Nouvelle vague tchécoslovaque : la « trop bruyante liberté » d'un cinéma d'individus
La Nouvelle vague tchécoslovaque : derrière cette expression sont rassemblés des films parfois exceptionnels et souvent très différents les uns des autres que commence à très bien connaître la chercheuse française Garance Fromont. Elle a entrepris d’écrire une thèse sur cette Nouvelle vague et le contexte dans lequel de grands noms du cinéma ont pu évoluer dans les années 1960.
Garance Fromont : « Je suis à Prague en ce moment pour un séjour de recherche à la FAMU, l’académie du film de Prague, sur les archives et les documents conservés sur l’histoire tchécoslovaque, l’histoire de l’école dans les années 1950 et 1960 et l’histoire de ce cinéma qui m’intéresse tout particulièrement. »

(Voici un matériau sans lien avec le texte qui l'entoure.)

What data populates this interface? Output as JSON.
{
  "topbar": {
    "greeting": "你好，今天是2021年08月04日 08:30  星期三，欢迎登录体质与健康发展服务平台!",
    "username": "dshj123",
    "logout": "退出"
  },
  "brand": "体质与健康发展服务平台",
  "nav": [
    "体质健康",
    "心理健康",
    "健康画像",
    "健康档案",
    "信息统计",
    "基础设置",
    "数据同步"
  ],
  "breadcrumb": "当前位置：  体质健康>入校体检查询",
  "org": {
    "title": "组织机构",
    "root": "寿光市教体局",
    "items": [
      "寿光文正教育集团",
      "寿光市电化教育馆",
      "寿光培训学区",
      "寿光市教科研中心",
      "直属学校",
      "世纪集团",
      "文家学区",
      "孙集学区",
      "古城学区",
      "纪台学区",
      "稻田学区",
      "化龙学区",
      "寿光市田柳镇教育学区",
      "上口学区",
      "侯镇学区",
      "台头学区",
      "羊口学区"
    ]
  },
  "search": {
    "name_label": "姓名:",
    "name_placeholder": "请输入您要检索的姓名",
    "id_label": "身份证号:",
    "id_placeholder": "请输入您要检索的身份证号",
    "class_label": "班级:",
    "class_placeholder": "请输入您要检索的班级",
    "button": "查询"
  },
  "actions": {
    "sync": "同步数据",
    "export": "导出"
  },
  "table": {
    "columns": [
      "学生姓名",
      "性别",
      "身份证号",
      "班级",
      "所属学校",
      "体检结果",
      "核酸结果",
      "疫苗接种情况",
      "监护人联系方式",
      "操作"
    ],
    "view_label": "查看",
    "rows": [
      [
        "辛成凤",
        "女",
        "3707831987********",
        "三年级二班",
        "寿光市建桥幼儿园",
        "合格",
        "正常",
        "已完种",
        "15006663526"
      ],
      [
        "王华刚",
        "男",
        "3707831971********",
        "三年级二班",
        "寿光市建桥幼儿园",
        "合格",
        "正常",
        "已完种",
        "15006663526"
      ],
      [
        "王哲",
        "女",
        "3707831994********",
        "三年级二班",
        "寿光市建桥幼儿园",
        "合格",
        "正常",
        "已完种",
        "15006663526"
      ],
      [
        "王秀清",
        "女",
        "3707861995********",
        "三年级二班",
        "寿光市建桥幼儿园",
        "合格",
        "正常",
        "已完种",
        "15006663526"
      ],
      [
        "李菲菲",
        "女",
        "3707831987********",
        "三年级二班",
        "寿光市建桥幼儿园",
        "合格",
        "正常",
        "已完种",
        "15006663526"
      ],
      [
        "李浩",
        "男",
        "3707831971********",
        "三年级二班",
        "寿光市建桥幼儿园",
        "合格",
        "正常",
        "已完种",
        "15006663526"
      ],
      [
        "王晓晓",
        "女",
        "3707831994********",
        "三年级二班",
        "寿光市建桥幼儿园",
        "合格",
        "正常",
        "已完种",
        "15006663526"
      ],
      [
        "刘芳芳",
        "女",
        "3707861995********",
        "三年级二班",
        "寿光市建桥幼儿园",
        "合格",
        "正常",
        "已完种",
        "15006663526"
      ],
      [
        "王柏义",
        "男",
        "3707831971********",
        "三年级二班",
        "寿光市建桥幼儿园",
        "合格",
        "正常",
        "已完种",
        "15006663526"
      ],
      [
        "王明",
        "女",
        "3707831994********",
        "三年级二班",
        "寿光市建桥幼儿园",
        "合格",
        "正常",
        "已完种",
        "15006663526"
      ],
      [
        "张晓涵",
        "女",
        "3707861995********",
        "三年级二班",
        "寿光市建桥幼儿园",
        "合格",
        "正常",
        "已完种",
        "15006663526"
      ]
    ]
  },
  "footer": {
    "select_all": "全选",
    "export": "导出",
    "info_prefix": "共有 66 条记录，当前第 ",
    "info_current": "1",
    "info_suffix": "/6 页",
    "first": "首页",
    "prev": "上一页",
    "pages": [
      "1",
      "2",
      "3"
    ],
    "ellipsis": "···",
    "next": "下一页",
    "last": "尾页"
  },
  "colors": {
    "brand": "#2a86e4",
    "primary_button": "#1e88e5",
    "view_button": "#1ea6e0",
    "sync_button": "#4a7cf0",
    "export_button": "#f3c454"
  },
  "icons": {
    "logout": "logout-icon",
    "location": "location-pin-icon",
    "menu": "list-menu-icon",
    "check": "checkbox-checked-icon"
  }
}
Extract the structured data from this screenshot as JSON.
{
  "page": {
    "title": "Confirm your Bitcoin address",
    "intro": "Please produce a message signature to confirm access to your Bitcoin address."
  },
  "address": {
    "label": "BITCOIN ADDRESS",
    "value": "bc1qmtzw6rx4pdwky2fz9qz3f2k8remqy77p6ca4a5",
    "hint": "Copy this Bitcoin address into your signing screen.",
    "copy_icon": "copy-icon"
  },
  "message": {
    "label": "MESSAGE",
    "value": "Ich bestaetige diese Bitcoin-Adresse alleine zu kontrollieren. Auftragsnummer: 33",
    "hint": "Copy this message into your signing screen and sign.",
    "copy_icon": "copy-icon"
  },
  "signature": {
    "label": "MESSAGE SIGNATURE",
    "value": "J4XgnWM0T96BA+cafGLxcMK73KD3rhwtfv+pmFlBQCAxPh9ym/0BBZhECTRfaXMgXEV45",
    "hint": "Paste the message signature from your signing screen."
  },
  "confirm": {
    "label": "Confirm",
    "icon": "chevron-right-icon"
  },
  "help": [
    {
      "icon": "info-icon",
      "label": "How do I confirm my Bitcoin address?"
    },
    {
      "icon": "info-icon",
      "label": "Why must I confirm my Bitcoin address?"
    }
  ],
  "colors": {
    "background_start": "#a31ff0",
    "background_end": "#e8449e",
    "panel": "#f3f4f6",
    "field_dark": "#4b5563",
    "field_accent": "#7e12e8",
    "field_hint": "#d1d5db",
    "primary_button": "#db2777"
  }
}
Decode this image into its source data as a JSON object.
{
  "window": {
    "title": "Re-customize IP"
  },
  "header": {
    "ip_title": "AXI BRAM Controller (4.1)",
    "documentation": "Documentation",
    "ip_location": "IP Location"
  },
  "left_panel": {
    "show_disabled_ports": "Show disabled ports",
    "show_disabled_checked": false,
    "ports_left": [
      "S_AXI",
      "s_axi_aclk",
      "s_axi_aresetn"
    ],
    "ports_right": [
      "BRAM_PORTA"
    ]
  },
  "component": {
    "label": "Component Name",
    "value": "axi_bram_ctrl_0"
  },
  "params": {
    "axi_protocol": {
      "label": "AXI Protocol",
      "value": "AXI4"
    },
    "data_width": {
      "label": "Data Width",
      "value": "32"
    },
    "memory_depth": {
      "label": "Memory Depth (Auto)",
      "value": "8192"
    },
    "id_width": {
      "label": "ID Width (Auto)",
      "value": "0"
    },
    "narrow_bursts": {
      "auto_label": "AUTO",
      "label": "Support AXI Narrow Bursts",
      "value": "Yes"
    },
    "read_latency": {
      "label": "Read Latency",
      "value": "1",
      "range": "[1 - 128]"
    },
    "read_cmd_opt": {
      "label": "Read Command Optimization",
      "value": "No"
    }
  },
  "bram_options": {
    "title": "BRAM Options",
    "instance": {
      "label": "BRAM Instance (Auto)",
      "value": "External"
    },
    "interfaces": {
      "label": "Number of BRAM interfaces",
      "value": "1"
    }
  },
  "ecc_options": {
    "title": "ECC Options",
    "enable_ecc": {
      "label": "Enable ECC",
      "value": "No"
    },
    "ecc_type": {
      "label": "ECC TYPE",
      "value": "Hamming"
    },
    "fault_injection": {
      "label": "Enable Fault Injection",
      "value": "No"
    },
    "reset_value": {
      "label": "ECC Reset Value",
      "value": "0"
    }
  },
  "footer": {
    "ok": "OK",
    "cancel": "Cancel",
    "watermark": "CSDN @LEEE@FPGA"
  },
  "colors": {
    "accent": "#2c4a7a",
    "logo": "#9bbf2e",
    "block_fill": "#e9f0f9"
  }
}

Ces archives sont-elles nombreuses ?
« En fait je ne travaille pas sur des archives au sens de documents non inventoriés mais davantage sur des ouvrages et ce qui m’intéresse particulièrement ce sont des manuels de cours qui ont été conservés à la FAMU et sur lesquels les étudiants apprenaient à faire des films dans les années 1950. Donc tous les cinéastes que j’étudie actuellement ont étudié sur ces documents et c’est extrêmement enrichissant et émouvant pour moi. »
Il y a des personnes célèbres parmi les anciens professeurs de la FAMU. Y a t-il des noms qui ressortent de ces archives ?
« Étrangement, les personnages les plus célèbres sont ceux qui ont été professeurs après avoir fait des films dans les années 1960. On retrouve notamment les manuels du chef opérateur de Jiří Menzel, Jaromír Šofr, qui a écrit un manuel très intéressant pour les étudiants. Ce qui m’intéresse aussi ce sont les manuels très idéologiques car c’est sur ce matériau que je fais mes recherches : comment ce cinéma a été produit, quelles étaient les règles et les contraintes mais aussi quelle était l’ambition du gouvernement tchécoslovaque de l’époque, pourquoi faire de tels films aussi différents dans les années 1960… C’est tout ça que je peux trouver dans ces archives. »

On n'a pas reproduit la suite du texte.